Ainsi, par exemple, les crédits prévus pour la protection du littoral, bien qu’ayant fait l’objet de demandes répétées, ne sont toujours pas arrivés. Pourriez-vous, madame la ministre, appuyer les démarches du territoire auprès de votre collègue ministre de l’écologie et du développement durable afin que les engagements de l’État soient tenus ? Autant nous pouvons comprendre les restrictions budgétaires, autant il n’est pas normal que les engagements antérieurs ne soient pas respectés.

Et puisque nous parlons du contrat de développement qui s’achève, je souhaite conclure en évoquant l’avenir, à savoir le contrat qui va démarrer. Je me réjouis des priorités qui sont établies. Je ne doute pas, madame la ministre, que votre visite à Wallis-et-Futuna, en juillet dernier, pour les cinquante ans du Territoire, vous a éclairée sur nos priorités.

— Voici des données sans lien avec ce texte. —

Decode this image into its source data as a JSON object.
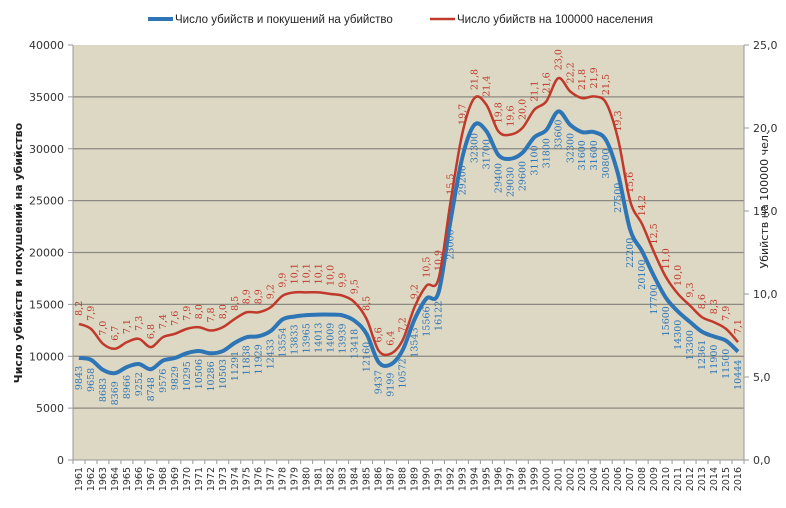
{
  "chart_data": {
    "type": "line",
    "title": "",
    "xlabel": "",
    "ylabel": "Число убийств и покушений на убийство",
    "y2label": "Убийств на 100000 чел.",
    "ylim": [
      0,
      40000
    ],
    "y2lim": [
      0.0,
      25.0
    ],
    "yticks": [
      "0",
      "5000",
      "10000",
      "15000",
      "20000",
      "25000",
      "30000",
      "35000",
      "40000"
    ],
    "y2ticks": [
      "0,0",
      "5,0",
      "10,0",
      "15,0",
      "20,0",
      "25,0"
    ],
    "grid": true,
    "legend": "top-center",
    "x": [
      1961,
      1962,
      1963,
      1964,
      1965,
      1966,
      1967,
      1968,
      1969,
      1970,
      1971,
      1972,
      1973,
      1974,
      1975,
      1976,
      1977,
      1978,
      1979,
      1980,
      1981,
      1982,
      1983,
      1984,
      1985,
      1986,
      1987,
      1988,
      1989,
      1990,
      1991,
      1992,
      1993,
      1994,
      1995,
      1996,
      1997,
      1998,
      1999,
      2000,
      2001,
      2002,
      2003,
      2004,
      2005,
      2006,
      2007,
      2008,
      2009,
      2010,
      2011,
      2012,
      2013,
      2014,
      2015,
      2016
    ],
    "series": [
      {
        "name": "Число убийств и покушений  на убийство",
        "axis": "left",
        "color": "#2e75b6",
        "values": [
          9843,
          9658,
          8683,
          8369,
          8966,
          9252,
          8748,
          9576,
          9829,
          10295,
          10506,
          10286,
          10503,
          11291,
          11838,
          11929,
          12433,
          13554,
          13833,
          13965,
          14013,
          14009,
          13939,
          13418,
          12160,
          9437,
          9199,
          10572,
          13543,
          15566,
          16122,
          23000,
          29200,
          32300,
          31700,
          29400,
          29030,
          29600,
          31100,
          31800,
          33600,
          32300,
          31600,
          31600,
          30800,
          27500,
          22200,
          20100,
          17700,
          15600,
          14300,
          13300,
          12361,
          11900,
          11500,
          10444
        ],
        "labels": [
          "9843",
          "9658",
          "8683",
          "8369",
          "8966",
          "9252",
          "8748",
          "9576",
          "9829",
          "10295",
          "10506",
          "10286",
          "10503",
          "11291",
          "11838",
          "11929",
          "12433",
          "13554",
          "13833",
          "13965",
          "14013",
          "14009",
          "13939",
          "13418",
          "12160",
          "9437",
          "9199",
          "10572",
          "13543",
          "15566",
          "16122",
          "23000",
          "29200",
          "32300",
          "31700",
          "29400",
          "29030",
          "29600",
          "31100",
          "31800",
          "33600",
          "32300",
          "31600",
          "31600",
          "30800",
          "27500",
          "22200",
          "20100",
          "17700",
          "15600",
          "14300",
          "13300",
          "12361",
          "11900",
          "11500",
          "10444"
        ]
      },
      {
        "name": "Число убийств на 100000 населения",
        "axis": "right",
        "color": "#c0392b",
        "values": [
          8.2,
          7.9,
          7.0,
          6.7,
          7.1,
          7.3,
          6.8,
          7.4,
          7.6,
          7.9,
          8.0,
          7.8,
          8.0,
          8.5,
          8.9,
          8.9,
          9.2,
          9.9,
          10.1,
          10.1,
          10.1,
          10.0,
          9.9,
          9.5,
          8.5,
          6.6,
          6.4,
          7.2,
          9.2,
          10.5,
          10.9,
          15.5,
          19.7,
          21.8,
          21.4,
          19.8,
          19.6,
          20.0,
          21.1,
          21.6,
          23.0,
          22.2,
          21.8,
          21.9,
          21.5,
          19.3,
          15.6,
          14.2,
          12.5,
          11.0,
          10.0,
          9.3,
          8.6,
          8.3,
          7.9,
          7.1
        ],
        "labels": [
          "8,2",
          "7,9",
          "7,0",
          "6,7",
          "7,1",
          "7,3",
          "6,8",
          "7,4",
          "7,6",
          "7,9",
          "8,0",
          "7,8",
          "8,0",
          "8,5",
          "8,9",
          "8,9",
          "9,2",
          "9,9",
          "10,1",
          "10,1",
          "10,1",
          "10,0",
          "9,9",
          "9,5",
          "8,5",
          "6,6",
          "6,4",
          "7,2",
          "9,2",
          "10,5",
          "10,9",
          "15,5",
          "19,7",
          "21,8",
          "21,4",
          "19,8",
          "19,6",
          "20,0",
          "21,1",
          "21,6",
          "23,0",
          "22,2",
          "21,8",
          "21,9",
          "21,5",
          "19,3",
          "15,6",
          "14,2",
          "12,5",
          "11,0",
          "10,0",
          "9,3",
          "8,6",
          "8,3",
          "7,9",
          "7,1"
        ]
      }
    ]
  },
  "colors": {
    "plot_background": "#ddd8c4",
    "gridline": "#8c8a82",
    "blue": "#2e75b6",
    "red": "#c0392b"
  }
}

Vous avez reconnu que les billets d’avion des collectivités du Pacifique demeuraient trop chers, et vous avez souhaité que l’on puisse agir pour réduire l’écart avec les autres collectivités. L’inscription dans le nouveau contrat de développement, de la nécessité d’agrandir la piste de Futuna, de façon à pouvoir accueillir des avions en provenance de Fidji, me satisfait pleinement.

Voilà, madame la ministre, les quelques points que je souhaitais évoquer à la faveur de ce débat parlementaire sur la mission « Outre-mer », que je voterai bien entendu, en vous remerciant de votre action visant à défendre l’intérêt des ultra-marins dans cette période budgétaire difficile.